22 h dans un bar du centre-ville de Vancouver bien connu des revendeurs de drogue. L’ambiance est encore calme même si on enchaîne les pichets de bière depuis près d’une heure. Derrière le bruit sourd des baffles on distingue les conversations : « Tu prends quoi comme drogue ce soir, toi ? Je ne sais pas encore, j’aimerais tester quelque chose de nouveau… ». Les dealers font leur entrée, tout le monde se lève pour les saluer. La soirée vient de commencer…
Une scène qui paraît moins étrange lorsque l’on sait que les Britanno-Colombiens sont plus enclins à l’usage de drogue que les populations des autres provinces. D’ailleurs, l’odeur de l’herbe dans la rue fait partie du quotidien de beaucoup de citadins. Dans le Downtown Eastside de Vancouver, certains pourraient même être choqués de voir en plein jour des toxicomanes se piquer à l’héroïne. « Les drogués que l’on peut voir en se promenant dans les rues de Vancouver en impressionnent plus d’un. Les images sont vraiment fortes, certes, ce qui donne une mauvaise réputation à cette ville. Cependant les statistiques exposent une autre réalité », explique une assistante sociale qui souhaite garder l’anonymat. En effet, la consommation d’un nombre important de types de drogues, surtout chez les jeunes de Vancouver et du reste de la province, est en constante diminution depuis 1998 selon un rapport du MacCreary Centre Society.

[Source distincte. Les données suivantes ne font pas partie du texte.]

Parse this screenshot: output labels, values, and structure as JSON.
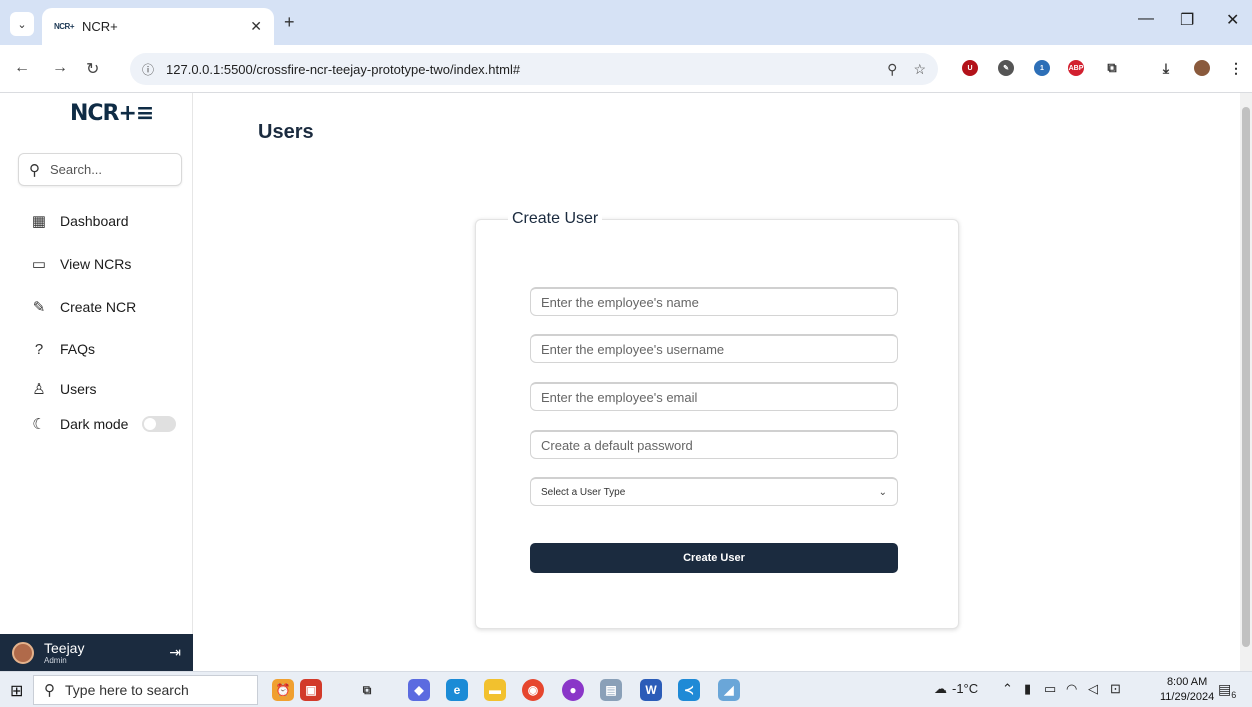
{
  "browser": {
    "tab_title": "NCR+",
    "tab_favicon": "NCR+",
    "url": "127.0.0.1:5500/crossfire-ncr-teejay-prototype-two/index.html#"
  },
  "sidebar": {
    "logo": "NCR+≡",
    "search_placeholder": "Search...",
    "items": [
      {
        "label": "Dashboard",
        "icon": "dashboard-icon"
      },
      {
        "label": "View NCRs",
        "icon": "folder-icon"
      },
      {
        "label": "Create NCR",
        "icon": "edit-icon"
      },
      {
        "label": "FAQs",
        "icon": "question-icon"
      },
      {
        "label": "Users",
        "icon": "user-icon"
      },
      {
        "label": "Dark mode",
        "icon": "moon-icon"
      }
    ],
    "dark_mode_on": false,
    "user": {
      "name": "Teejay",
      "role": "Admin"
    }
  },
  "main": {
    "title": "Users",
    "form": {
      "legend": "Create User",
      "name_placeholder": "Enter the employee's name",
      "username_placeholder": "Enter the employee's username",
      "email_placeholder": "Enter the employee's email",
      "password_placeholder": "Create a default password",
      "user_type_selected": "Select a User Type",
      "submit_label": "Create User"
    }
  },
  "taskbar": {
    "search_placeholder": "Type here to search",
    "weather": "-1°C",
    "time": "8:00 AM",
    "date": "11/29/2024",
    "notification_count": "6"
  },
  "colors": {
    "primary": "#1b2b3f",
    "tab_strip": "#d6e2f5"
  }
}
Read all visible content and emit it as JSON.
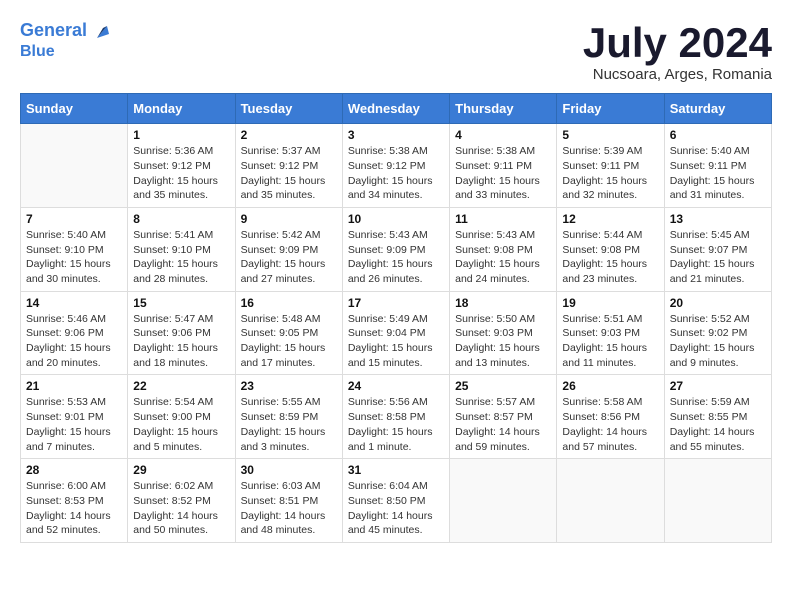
{
  "logo": {
    "line1": "General",
    "line2": "Blue"
  },
  "title": "July 2024",
  "subtitle": "Nucsoara, Arges, Romania",
  "days": [
    "Sunday",
    "Monday",
    "Tuesday",
    "Wednesday",
    "Thursday",
    "Friday",
    "Saturday"
  ],
  "weeks": [
    [
      {
        "day": "",
        "sunrise": "",
        "sunset": "",
        "daylight": ""
      },
      {
        "day": "1",
        "sunrise": "Sunrise: 5:36 AM",
        "sunset": "Sunset: 9:12 PM",
        "daylight": "Daylight: 15 hours and 35 minutes."
      },
      {
        "day": "2",
        "sunrise": "Sunrise: 5:37 AM",
        "sunset": "Sunset: 9:12 PM",
        "daylight": "Daylight: 15 hours and 35 minutes."
      },
      {
        "day": "3",
        "sunrise": "Sunrise: 5:38 AM",
        "sunset": "Sunset: 9:12 PM",
        "daylight": "Daylight: 15 hours and 34 minutes."
      },
      {
        "day": "4",
        "sunrise": "Sunrise: 5:38 AM",
        "sunset": "Sunset: 9:11 PM",
        "daylight": "Daylight: 15 hours and 33 minutes."
      },
      {
        "day": "5",
        "sunrise": "Sunrise: 5:39 AM",
        "sunset": "Sunset: 9:11 PM",
        "daylight": "Daylight: 15 hours and 32 minutes."
      },
      {
        "day": "6",
        "sunrise": "Sunrise: 5:40 AM",
        "sunset": "Sunset: 9:11 PM",
        "daylight": "Daylight: 15 hours and 31 minutes."
      }
    ],
    [
      {
        "day": "7",
        "sunrise": "Sunrise: 5:40 AM",
        "sunset": "Sunset: 9:10 PM",
        "daylight": "Daylight: 15 hours and 30 minutes."
      },
      {
        "day": "8",
        "sunrise": "Sunrise: 5:41 AM",
        "sunset": "Sunset: 9:10 PM",
        "daylight": "Daylight: 15 hours and 28 minutes."
      },
      {
        "day": "9",
        "sunrise": "Sunrise: 5:42 AM",
        "sunset": "Sunset: 9:09 PM",
        "daylight": "Daylight: 15 hours and 27 minutes."
      },
      {
        "day": "10",
        "sunrise": "Sunrise: 5:43 AM",
        "sunset": "Sunset: 9:09 PM",
        "daylight": "Daylight: 15 hours and 26 minutes."
      },
      {
        "day": "11",
        "sunrise": "Sunrise: 5:43 AM",
        "sunset": "Sunset: 9:08 PM",
        "daylight": "Daylight: 15 hours and 24 minutes."
      },
      {
        "day": "12",
        "sunrise": "Sunrise: 5:44 AM",
        "sunset": "Sunset: 9:08 PM",
        "daylight": "Daylight: 15 hours and 23 minutes."
      },
      {
        "day": "13",
        "sunrise": "Sunrise: 5:45 AM",
        "sunset": "Sunset: 9:07 PM",
        "daylight": "Daylight: 15 hours and 21 minutes."
      }
    ],
    [
      {
        "day": "14",
        "sunrise": "Sunrise: 5:46 AM",
        "sunset": "Sunset: 9:06 PM",
        "daylight": "Daylight: 15 hours and 20 minutes."
      },
      {
        "day": "15",
        "sunrise": "Sunrise: 5:47 AM",
        "sunset": "Sunset: 9:06 PM",
        "daylight": "Daylight: 15 hours and 18 minutes."
      },
      {
        "day": "16",
        "sunrise": "Sunrise: 5:48 AM",
        "sunset": "Sunset: 9:05 PM",
        "daylight": "Daylight: 15 hours and 17 minutes."
      },
      {
        "day": "17",
        "sunrise": "Sunrise: 5:49 AM",
        "sunset": "Sunset: 9:04 PM",
        "daylight": "Daylight: 15 hours and 15 minutes."
      },
      {
        "day": "18",
        "sunrise": "Sunrise: 5:50 AM",
        "sunset": "Sunset: 9:03 PM",
        "daylight": "Daylight: 15 hours and 13 minutes."
      },
      {
        "day": "19",
        "sunrise": "Sunrise: 5:51 AM",
        "sunset": "Sunset: 9:03 PM",
        "daylight": "Daylight: 15 hours and 11 minutes."
      },
      {
        "day": "20",
        "sunrise": "Sunrise: 5:52 AM",
        "sunset": "Sunset: 9:02 PM",
        "daylight": "Daylight: 15 hours and 9 minutes."
      }
    ],
    [
      {
        "day": "21",
        "sunrise": "Sunrise: 5:53 AM",
        "sunset": "Sunset: 9:01 PM",
        "daylight": "Daylight: 15 hours and 7 minutes."
      },
      {
        "day": "22",
        "sunrise": "Sunrise: 5:54 AM",
        "sunset": "Sunset: 9:00 PM",
        "daylight": "Daylight: 15 hours and 5 minutes."
      },
      {
        "day": "23",
        "sunrise": "Sunrise: 5:55 AM",
        "sunset": "Sunset: 8:59 PM",
        "daylight": "Daylight: 15 hours and 3 minutes."
      },
      {
        "day": "24",
        "sunrise": "Sunrise: 5:56 AM",
        "sunset": "Sunset: 8:58 PM",
        "daylight": "Daylight: 15 hours and 1 minute."
      },
      {
        "day": "25",
        "sunrise": "Sunrise: 5:57 AM",
        "sunset": "Sunset: 8:57 PM",
        "daylight": "Daylight: 14 hours and 59 minutes."
      },
      {
        "day": "26",
        "sunrise": "Sunrise: 5:58 AM",
        "sunset": "Sunset: 8:56 PM",
        "daylight": "Daylight: 14 hours and 57 minutes."
      },
      {
        "day": "27",
        "sunrise": "Sunrise: 5:59 AM",
        "sunset": "Sunset: 8:55 PM",
        "daylight": "Daylight: 14 hours and 55 minutes."
      }
    ],
    [
      {
        "day": "28",
        "sunrise": "Sunrise: 6:00 AM",
        "sunset": "Sunset: 8:53 PM",
        "daylight": "Daylight: 14 hours and 52 minutes."
      },
      {
        "day": "29",
        "sunrise": "Sunrise: 6:02 AM",
        "sunset": "Sunset: 8:52 PM",
        "daylight": "Daylight: 14 hours and 50 minutes."
      },
      {
        "day": "30",
        "sunrise": "Sunrise: 6:03 AM",
        "sunset": "Sunset: 8:51 PM",
        "daylight": "Daylight: 14 hours and 48 minutes."
      },
      {
        "day": "31",
        "sunrise": "Sunrise: 6:04 AM",
        "sunset": "Sunset: 8:50 PM",
        "daylight": "Daylight: 14 hours and 45 minutes."
      },
      {
        "day": "",
        "sunrise": "",
        "sunset": "",
        "daylight": ""
      },
      {
        "day": "",
        "sunrise": "",
        "sunset": "",
        "daylight": ""
      },
      {
        "day": "",
        "sunrise": "",
        "sunset": "",
        "daylight": ""
      }
    ]
  ]
}
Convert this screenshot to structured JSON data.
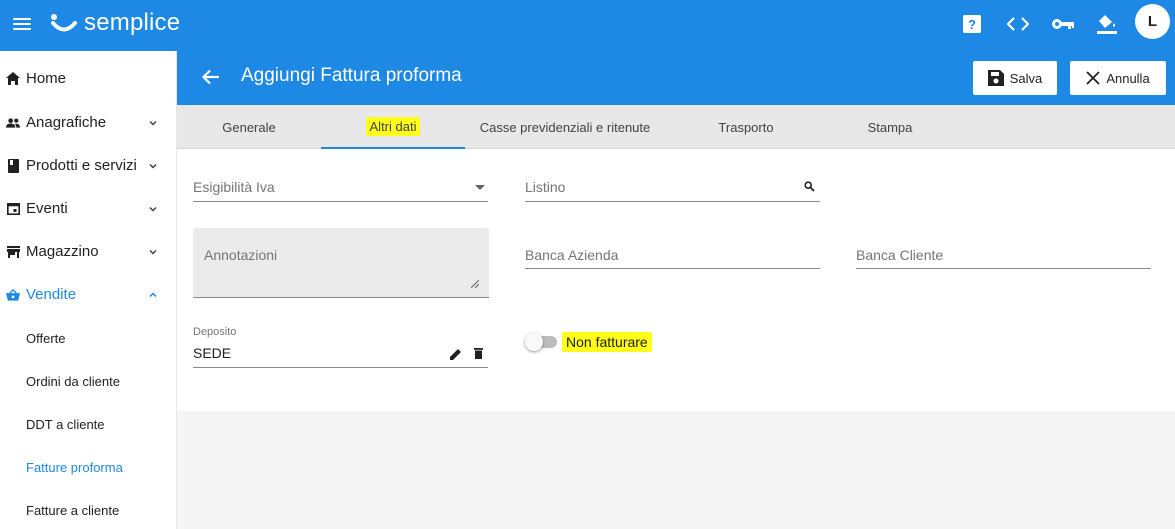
{
  "app": {
    "name": "semplice",
    "user_initial": "L",
    "primary_color": "#1e88e5",
    "highlight_color": "#ffff1a",
    "top_icons": [
      "help-icon",
      "code-icon",
      "key-icon",
      "paint-bucket-icon"
    ],
    "help_glyph": "?"
  },
  "sidebar": {
    "items": [
      {
        "label": "Home",
        "icon": "home-icon"
      },
      {
        "label": "Anagrafiche",
        "icon": "people-icon"
      },
      {
        "label": "Prodotti e servizi",
        "icon": "book-icon"
      },
      {
        "label": "Eventi",
        "icon": "calendar-icon"
      },
      {
        "label": "Magazzino",
        "icon": "store-icon"
      },
      {
        "label": "Vendite",
        "icon": "basket-icon"
      }
    ],
    "sub_items": [
      {
        "label": "Offerte"
      },
      {
        "label": "Ordini da cliente"
      },
      {
        "label": "DDT a cliente"
      },
      {
        "label": "Fatture proforma"
      },
      {
        "label": "Fatture a cliente"
      }
    ]
  },
  "header": {
    "title": "Aggiungi Fattura proforma",
    "save_label": "Salva",
    "cancel_label": "Annulla"
  },
  "tabs": [
    {
      "label": "Generale"
    },
    {
      "label": "Altri dati"
    },
    {
      "label": "Casse previdenziali e ritenute"
    },
    {
      "label": "Trasporto"
    },
    {
      "label": "Stampa"
    }
  ],
  "form": {
    "esigibilita_iva": {
      "placeholder": "Esigibilità Iva"
    },
    "listino": {
      "placeholder": "Listino"
    },
    "annotazioni": {
      "placeholder": "Annotazioni"
    },
    "banca_azienda": {
      "placeholder": "Banca Azienda"
    },
    "banca_cliente": {
      "placeholder": "Banca Cliente"
    },
    "deposito": {
      "label": "Deposito",
      "value": "SEDE"
    },
    "non_fatturare": {
      "label": "Non fatturare"
    }
  }
}
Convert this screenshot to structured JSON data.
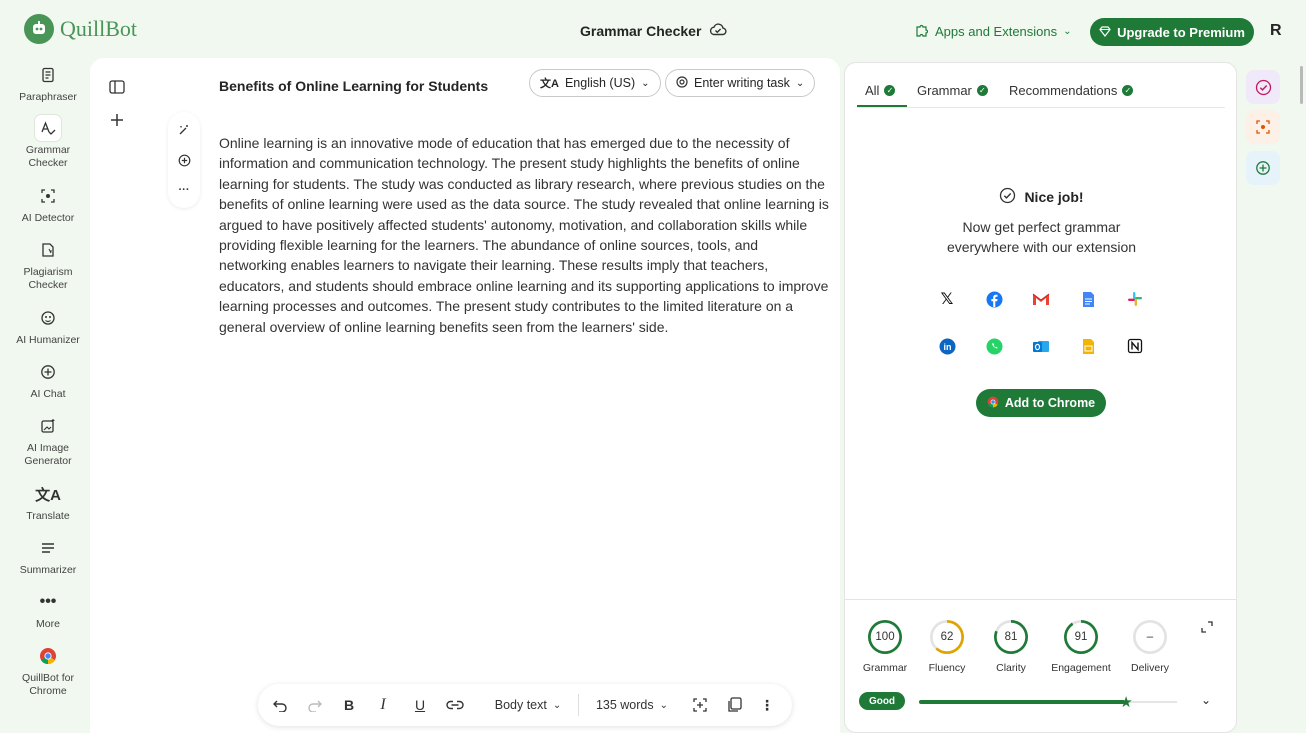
{
  "app": {
    "name": "QuillBot",
    "page_title": "Grammar Checker",
    "apps_extensions_label": "Apps and Extensions",
    "upgrade_label": "Upgrade to Premium",
    "user_initial": "R"
  },
  "sidebar": {
    "items": [
      {
        "label": "Paraphraser",
        "icon": "paraphraser-icon"
      },
      {
        "label": "Grammar Checker",
        "icon": "grammar-icon"
      },
      {
        "label": "AI Detector",
        "icon": "ai-detector-icon"
      },
      {
        "label": "Plagiarism Checker",
        "icon": "plagiarism-icon"
      },
      {
        "label": "AI Humanizer",
        "icon": "humanizer-icon"
      },
      {
        "label": "AI Chat",
        "icon": "ai-chat-icon"
      },
      {
        "label": "AI Image Generator",
        "icon": "image-generator-icon"
      },
      {
        "label": "Translate",
        "icon": "translate-icon"
      },
      {
        "label": "Summarizer",
        "icon": "summarizer-icon"
      },
      {
        "label": "More",
        "icon": "more-icon"
      },
      {
        "label": "QuillBot for Chrome",
        "icon": "chrome-icon"
      }
    ]
  },
  "editor": {
    "doc_title": "Benefits of Online Learning for Students",
    "language_label": "English (US)",
    "writing_task_label": "Enter writing task",
    "body": "Online learning is an innovative mode of education that has emerged due to the necessity of information and communication technology. The present study highlights the benefits of online learning for students. The study was conducted as library research, where previous studies on the benefits of online learning were used as the data source. The study revealed that online learning is argued to have positively affected students' autonomy, motivation, and collaboration skills while providing flexible learning for the learners. The abundance of online sources, tools, and networking enables learners to navigate their learning. These results imply that teachers, educators, and students should embrace online learning and its supporting applications to improve learning processes and outcomes. The present study contributes to the limited literature on a general overview of online learning benefits seen from the learners' side."
  },
  "toolbar": {
    "style_label": "Body text",
    "word_count_label": "135 words"
  },
  "panel": {
    "tabs": [
      {
        "label": "All"
      },
      {
        "label": "Grammar"
      },
      {
        "label": "Recommendations"
      }
    ],
    "nice_job": "Nice job!",
    "promo_line1": "Now get perfect grammar",
    "promo_line2": "everywhere with our extension",
    "add_chrome_label": "Add to Chrome",
    "social_icons": [
      "x-icon",
      "facebook-icon",
      "gmail-icon",
      "google-docs-icon",
      "slack-icon",
      "linkedin-icon",
      "whatsapp-icon",
      "outlook-icon",
      "google-slides-icon",
      "notion-icon"
    ]
  },
  "scores": {
    "items": [
      {
        "label": "Grammar",
        "value": "100",
        "fraction": 1.0,
        "color": "#1f7a38"
      },
      {
        "label": "Fluency",
        "value": "62",
        "fraction": 0.62,
        "color": "#e0a400"
      },
      {
        "label": "Clarity",
        "value": "81",
        "fraction": 0.81,
        "color": "#1f7a38"
      },
      {
        "label": "Engagement",
        "value": "91",
        "fraction": 0.91,
        "color": "#1f7a38"
      },
      {
        "label": "Delivery",
        "value": "–",
        "fraction": 0,
        "color": "#cccccc"
      }
    ],
    "quality_label": "Good",
    "quality_fraction": 0.8
  },
  "colors": {
    "brand_green": "#1f7a38",
    "logo_green": "#499557",
    "page_bg": "#f1f8ef"
  }
}
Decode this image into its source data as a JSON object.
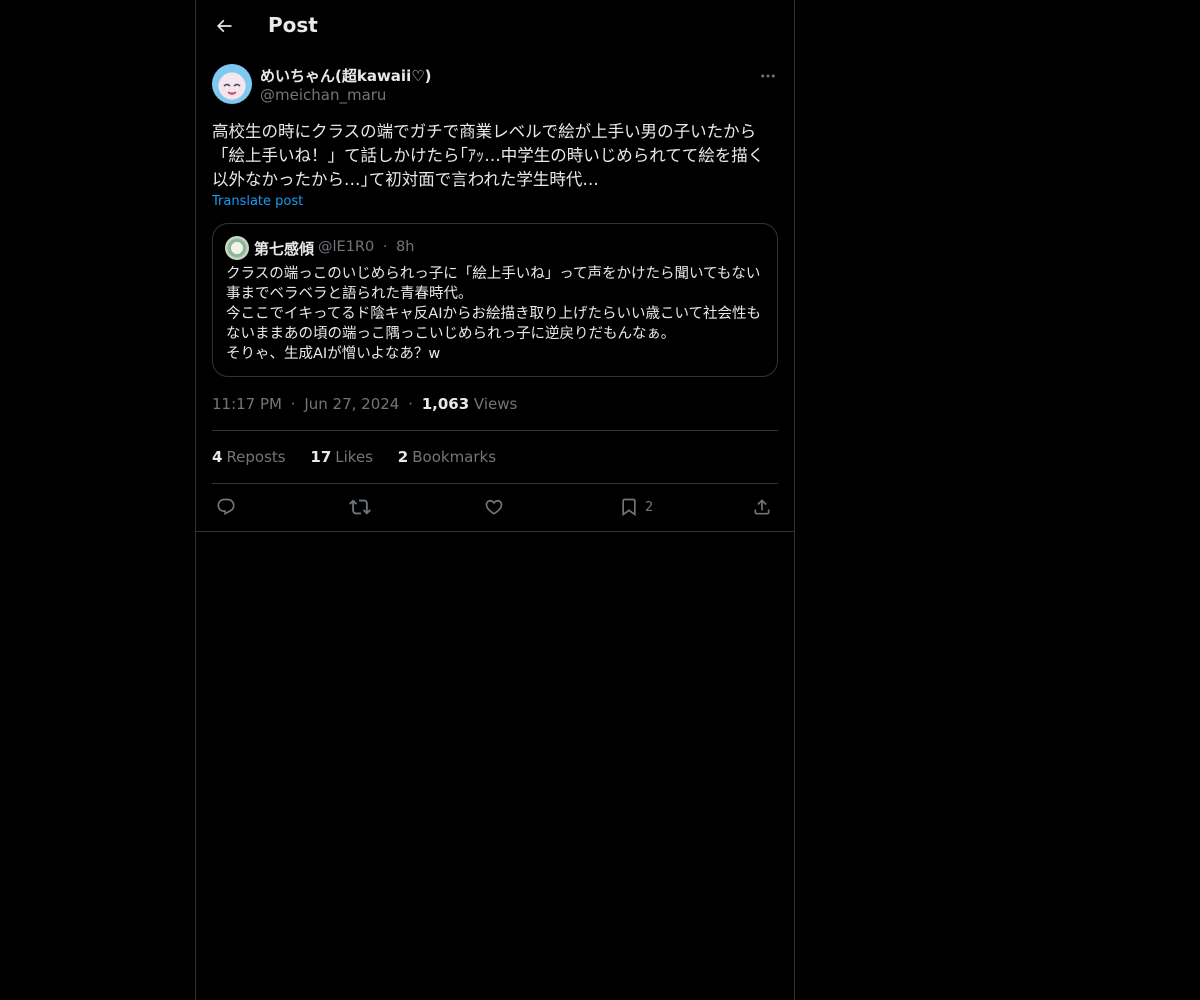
{
  "header": {
    "title": "Post"
  },
  "post": {
    "author_name": "めいちゃん(超kawaii♡)",
    "author_handle": "@meichan_maru",
    "text": "高校生の時にクラスの端でガチで商業レベルで絵が上手い男の子いたから「絵上手いね！」て話しかけたら｢ｱｯ…中学生の時いじめられてて絵を描く以外なかったから…｣て初対面で言われた学生時代…",
    "translate_label": "Translate post",
    "quote": {
      "author_name": "第七感傾",
      "author_handle": "@lE1R0",
      "time": "8h",
      "text": "クラスの端っこのいじめられっ子に「絵上手いね」って声をかけたら聞いてもない事までベラベラと語られた青春時代。\n今ここでイキってるド陰キャ反AIからお絵描き取り上げたらいい歳こいて社会性もないままあの頃の端っこ隅っこいじめられっ子に逆戻りだもんなぁ。\nそりゃ、生成AIが憎いよなあ？w"
    },
    "time": "11:17 PM",
    "date": "Jun 27, 2024",
    "views_count": "1,063",
    "views_label": "Views",
    "separator": "·"
  },
  "stats": {
    "reposts_count": "4",
    "reposts_label": "Reposts",
    "likes_count": "17",
    "likes_label": "Likes",
    "bookmarks_count": "2",
    "bookmarks_label": "Bookmarks"
  },
  "actions": {
    "bookmark_count": "2"
  },
  "colors": {
    "background": "#000000",
    "border": "#2f3336",
    "text": "#e7e9ea",
    "secondary": "#71767b",
    "link": "#1d9bf0"
  },
  "icons": [
    "back-arrow-icon",
    "more-icon",
    "reply-icon",
    "repost-icon",
    "like-icon",
    "bookmark-icon",
    "share-icon"
  ]
}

Le projet de BC Alcohol and Other Drug Monitoring (AOD), qui regroupe plusieurs rapports d’organismes de la province, démontre que l’alcool, le tabac, l’herbe et dans une moindre mesure la cocaïne, les amphétamines et les champignons hallucinogènes, sont de moins en moins consommés chez les 15-25 ans. Toujours selon l’assistante sociale, « si les résultats sont encourageants, ils doivent nous pousser à continuer nos efforts, surtout concernant les drogues de synthèse et la prévention ». En effet, les populations à risque comme les Premières Nations ou les classes sociales moins aisées sont encore très touchées par la consommation de produits à forte dépendance. De plus, « il ne faut pas oublier que pour cette même tranche d’âge, l’utilisation d’hallucinogènes, de stéroïdes et de médicaments sans prescription médicale s’est accrue depuis 2003 ». Par ailleurs, les drogues injectées comme l’héroïne connaissent une démocratisation, faible mais remarquable.
Plaque tournante
Si depuis 10 ans la consommation de drogue semble globalement diminuer, pourquoi cette image de « Colombie du Canada » colle-t-elle à la peau de la province ? Pour John, ancien policier et bénévole dans un centre de lutte contre la dépendance, « ce n’est pas parce que nous consommons moins que nous produisons moins. Vancouver est un haut lieu du trafic de drogue en Colombie-Britannique et même en Amérique du Nord. Nous avons un port ouvert sur l’Asie et la ville n’est qu’à 45 minutes de la frontière américaine. Selon moi, les gangs asiatiques importent les ingrédients de Chine et font leur petite cuisine sur notre territoire. Ils la revendent ensuite un peu partout et notamment vers le Sud ». Les forces de répression restent assez opaques sur la situation et les chiffres sont donc difficiles à déterminer. Cependant, le Bureau des crimes et de la drogue de l’ONU, dans son dernier rapport, place le Canada comme le premier pays d’Amérique du Nord fournisseur de drogues chimiques. L’Australie a d’ailleurs déclaré que 83 % des méthamphétamines saisies sur son territoire provenaient du Canada. La production aurait explosé dans notre pays en réaction au durcissement de la lutte contre la drogue au Mexique et aux États-Unis. D’après l’ONU encore, les réseaux canadiens auraient gagné en expertise dans ce domaine.